Enquanto muitos casais optam por morar juntos antes do casamento, como um test drive para a vida conjugal; outros têm optado por morar separados, para manter a individualidade e o clima de começo de namoro. O termo para este tipo de relação é LAT, que em inglês é a abreviação para Living Apart Together, ou vivendo juntos separados.

O fato de optarem por morar separados, mesmo estando juntos tem muito a ver como a necessidade de manterem a independência e o estilo de vida próprios, que seriam afetados se dividissem o mesmo teto.

Esses “casais modernos”, como podem ser chamados em português, costumam ter um perfil bem específico: casais mais velhos, muitas vezes já no segundo casamento, com filhos do primeiro relacionamento ou que têm um dos pais, geralmente idosos, morando com eles. Costumam ser pessoas com mais estabilidade financeira, que não precisam contar com um parceiro para arcar com as despesas da casa.

A decisão por este tipo de arranjo acaba sendo feita como uma forma de assegurar que o relacionamento prospere, uma vez que a rotina pode ser extremamente desgastante para um casal. Dividir contas, tarefas, precisar conviver com entes do companheiro, amigos, animais, ou hábitos muito diferentes, como horários para dormir, incompatibilidades de agenda, proximidade do trabalho e conveniência apenas para um dos dois, entre outras causas, consistem nos argumentos mais usados na hora de decidir “separar os trapinhos”.

Morar separado, na maioria destes relacionamentos modernos não envolve liberdade sexual. O acordo de exclusividade permanece, uma vez que compartilham a ideia de compromisso. Apesar da distância geográfica, esses casais se sentem amparados e próximos, apenas optam por não partilhar os deveres e chatices do dia a dia.

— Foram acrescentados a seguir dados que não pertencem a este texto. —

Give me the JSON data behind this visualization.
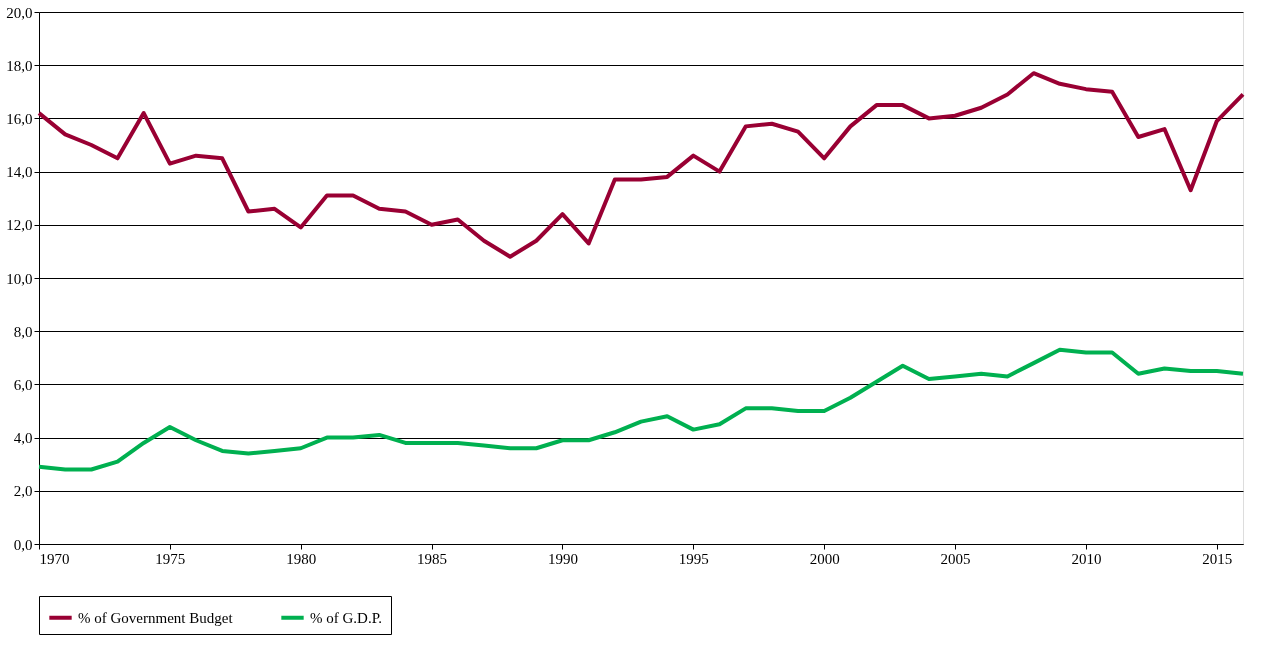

Há relações duradouras, mas nem todas as pessoas que aderem a este modelo compartilham do lema “até que a morte os separe”. Por serem em grande parte mais velhos e experientes, compactuam da visão de que o importante é serem felizes no presente, e caso decidam seguir rumos diferentes, os danos serão menores se tiverem mantido suas vidas de forma autônoma e independente da dos parceiros.

O aumento deste tipo de relacionamento está associado às mudanças socioculturais pelas quais temos passado. Novas configurações familiares têm sido mais aceitas socialmente, a expectativa de vida é cada vez maior, a taxa de divórcio só aumenta, há cada vez mais filhos fora do casamento e é cada vez mais difícil trocar de emprego e manter a estabilidade financeira.

Além disso, com as facilidades tecnológicas, como as redes sociais (whatsapp, telegrama, messenger, etc), a comunicação permanece, mantendo a sensação de proximidade do parceiro, apesar da distância. Manter o emprego se tornou tão ou mais relevante do que manter um relacionamento, o que também colabora para essa flexibilidade amorosa dos casais LAT.

Quem adere ao formato “cada um na sua casa” se diz satisfeito com a relação. Ter os endereços diferentes não significa para eles “cada um com seus problemas”, ou que eventualmente não compartilhem da mesma casa nos finais de semana, férias ou quando sentirem vontade. Estes casais apenas optam por preservar a autonomia de um começo de namoro, sem fardos, ou desgastes que julgam desnecessários.

O modelo LAT  não é para todos. Os muito apegados, ciumentos, os menos abastados financeiramente, os que têm filhos em comum, são alguns dos casais que preferem o modelo tradicional de morar juntos. Assim, decisão de ser um casal moderno, ou LAT, precisa ser bem racional e estudada para funcionar.

Havendo consenso, a coisa tende a prosperar… Por isso, seja lá qual for o modelo de seu relacionamento, o essencial é que ele seja recíproco, verdadeiro e traga felicidade, porque amor é amor, seja aqui ou lá, seja lá onde for!